Schema migration errors after MLflow upgrade:

When you upgrade MLflow, the database schema might need updating. Run:

1
mlflow db upgrade postgresql://mlflow:mlflow_secret@localhost:5432/mlflow_db

Always back up the database before running migrations. A simple pg_dump mlflow_db > backup.sql saves you if something goes wrong.

S3 artifact store permissions:

If you use S3 for artifacts, the MLflow server process needs s3:PutObject, s3:GetObject, and s3:ListBucket permissions. When running in Docker, pass AWS credentials as environment variables or mount ~/.aws/credentials. The error looks like botocore.exceptions.ClientError: AccessDenied – check your IAM policy first, then verify the bucket name and region match.

Model name collisions:

create_registered_model() throws RESOURCE_ALREADY_EXISTS if the name is taken. Use mlflow.sklearn.log_model() with registered_model_name instead – it creates the model if missing and adds a version if it exists. Or check first:

1
2
3
4
try:
    client.get_registered_model("cancer-gbm")
except mlflow.exceptions.MlflowException:
    client.create_registered_model("cancer-gbm")

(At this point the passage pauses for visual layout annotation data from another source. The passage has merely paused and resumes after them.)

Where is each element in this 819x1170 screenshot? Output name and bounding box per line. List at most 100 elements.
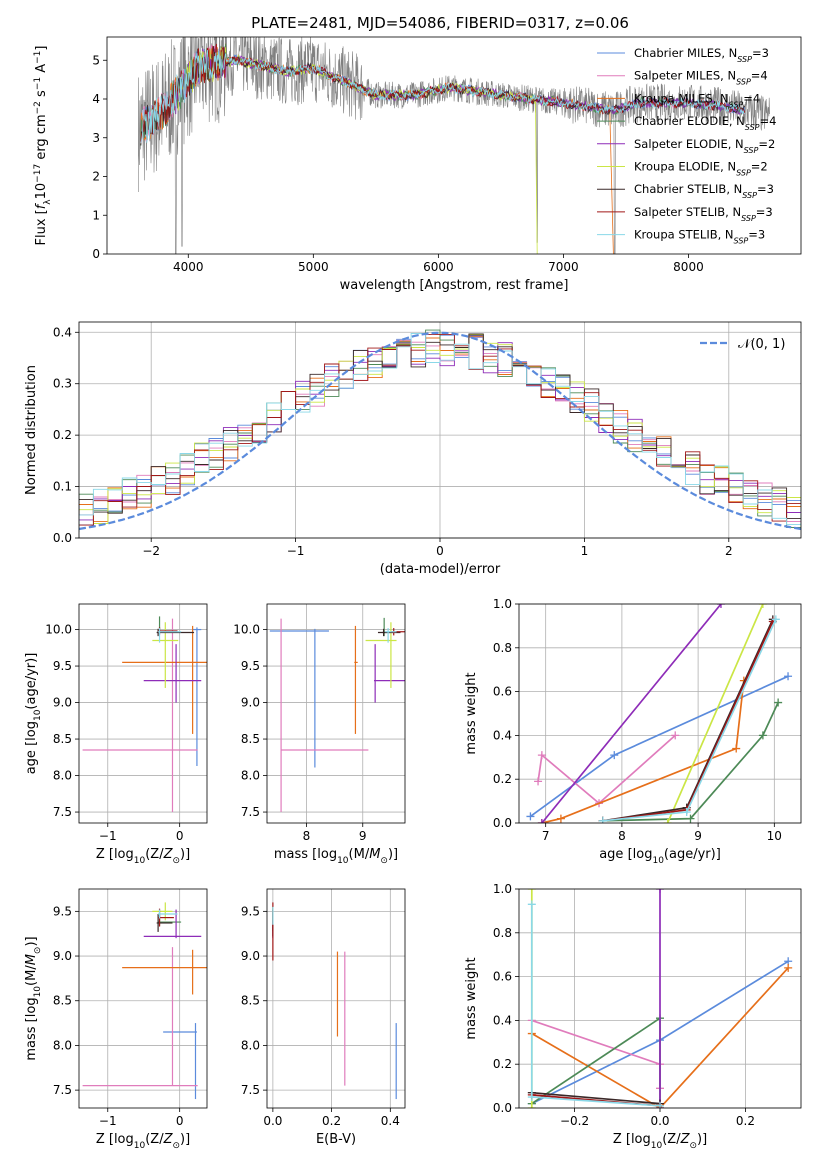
y-tick-label: 8.5 (53, 732, 72, 746)
x-tick-label: 8000 (673, 260, 704, 274)
series-marker (771, 615, 780, 624)
series-marker (527, 889, 536, 893)
series-line (541, 604, 722, 823)
mass-weight-series (598, 615, 780, 823)
figure-title: PLATE=2481, MJD=54086, FIBERID=0317, z=0… (251, 14, 629, 32)
error-bar-point (122, 949, 207, 995)
series-marker (758, 731, 767, 740)
legend-label: Chabrier MILES, NSSP=3 (634, 46, 769, 64)
x-tick-label: 7000 (548, 260, 579, 274)
y-tick-label: 1 (92, 208, 100, 222)
series-marker (527, 900, 536, 909)
legend-label: Kroupa STELIB, NSSP=3 (634, 228, 765, 246)
series-line (530, 904, 661, 1107)
y-tick-label: 8.0 (241, 1038, 260, 1052)
y-tick-label: 10.0 (233, 623, 260, 637)
x-tick-label: 9 (694, 829, 702, 843)
error-bar-point (152, 622, 179, 688)
error-bar-point (143, 644, 202, 703)
x-tick-label: 0 (176, 829, 184, 843)
x-tick-label: 4000 (173, 260, 204, 274)
x-tick-label: 0 (436, 544, 444, 558)
axes-frame (78, 321, 802, 539)
y-tick-label: 9.0 (241, 949, 260, 963)
series-line (602, 618, 774, 822)
y-tick-label: 8.5 (241, 994, 260, 1008)
tick-labels: 0.0 0.2 0.4 7.5 8.0 8.5 9.0 9.5 (241, 904, 400, 1128)
series-marker (663, 819, 672, 823)
axes-frame (78, 603, 208, 824)
x-tick-label: 9 (359, 829, 367, 843)
series-marker (610, 751, 619, 760)
x-axis-label: (data-model)/error (380, 562, 501, 577)
series-line (529, 675, 789, 818)
error-bar-point (158, 627, 178, 635)
legend-label: Chabrier STELIB, NSSP=3 (634, 182, 774, 200)
y-tick-label: 9.5 (53, 904, 72, 918)
series-marker (774, 698, 783, 707)
x-axis-label: age [log10(age/yr)] (599, 847, 721, 866)
model-spectrum-line (140, 50, 745, 144)
y-tick-label: 7.5 (241, 1083, 260, 1097)
x-tick-label: 0.4 (381, 1114, 400, 1128)
y-tick-label: 8.0 (241, 769, 260, 783)
residuals-panel: −2 −1 0 1 2 0.0 0.1 0.2 0.3 0.4 (data-model)/error… (24, 321, 802, 577)
x-tick-label: 5000 (298, 260, 329, 274)
error-bar-point (280, 618, 369, 813)
y-tick-label: 1.0 (493, 597, 512, 611)
x-tick-label: −1 (99, 829, 117, 843)
x-tick-label: −1 (99, 1114, 117, 1128)
y-tick-label: 5 (92, 53, 100, 67)
error-bar-point (385, 628, 397, 643)
tick-labels: −1 0 7.5 8.0 8.5 9.0 9.5 10.0 (45, 623, 183, 843)
series-marker (716, 604, 725, 608)
x-tick-label: 10 (767, 829, 782, 843)
error-bar-point (192, 627, 202, 767)
legend-label: Salpeter MILES, NSSP=4 (634, 69, 768, 87)
y-tick-label: 3 (92, 131, 100, 145)
series-marker (534, 777, 543, 786)
legend-label: Kroupa MILES, NSSP=4 (634, 91, 760, 109)
error-bar-point (82, 947, 198, 1087)
x-tick-label: −1 (287, 544, 305, 558)
mass-weight-series (663, 604, 767, 823)
age-vs-mass-panel: 8 9 7.5 8.0 8.5 9.0 9.5 10.0 mass [log10(M/M⊙)] (233, 603, 406, 866)
mass-weight-series (526, 672, 793, 821)
x-tick-label: 6000 (423, 260, 454, 274)
y-tick-label: 2 (92, 170, 100, 184)
mass-vs-metallicity-panel: −1 0 7.5 8.0 8.5 9.0 9.5 Z [log10(Z/Z⊙)] mass [l… (24, 888, 208, 1151)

Large model artifacts slowing down registration:

Big models (multi-GB) can make the log_model call painfully slow, especially over a network artifact store. Two things help: use S3 with multipart uploads (MLflow handles this automatically through boto3), and set MLFLOW_ARTIFACT_UPLOAD_DOWNLOAD_TIMEOUT to a higher value in the server environment. For truly large models, consider logging them as artifacts separately and linking the URI manually with mlflow.register_model("s3://bucket/path/to/model", "model-name").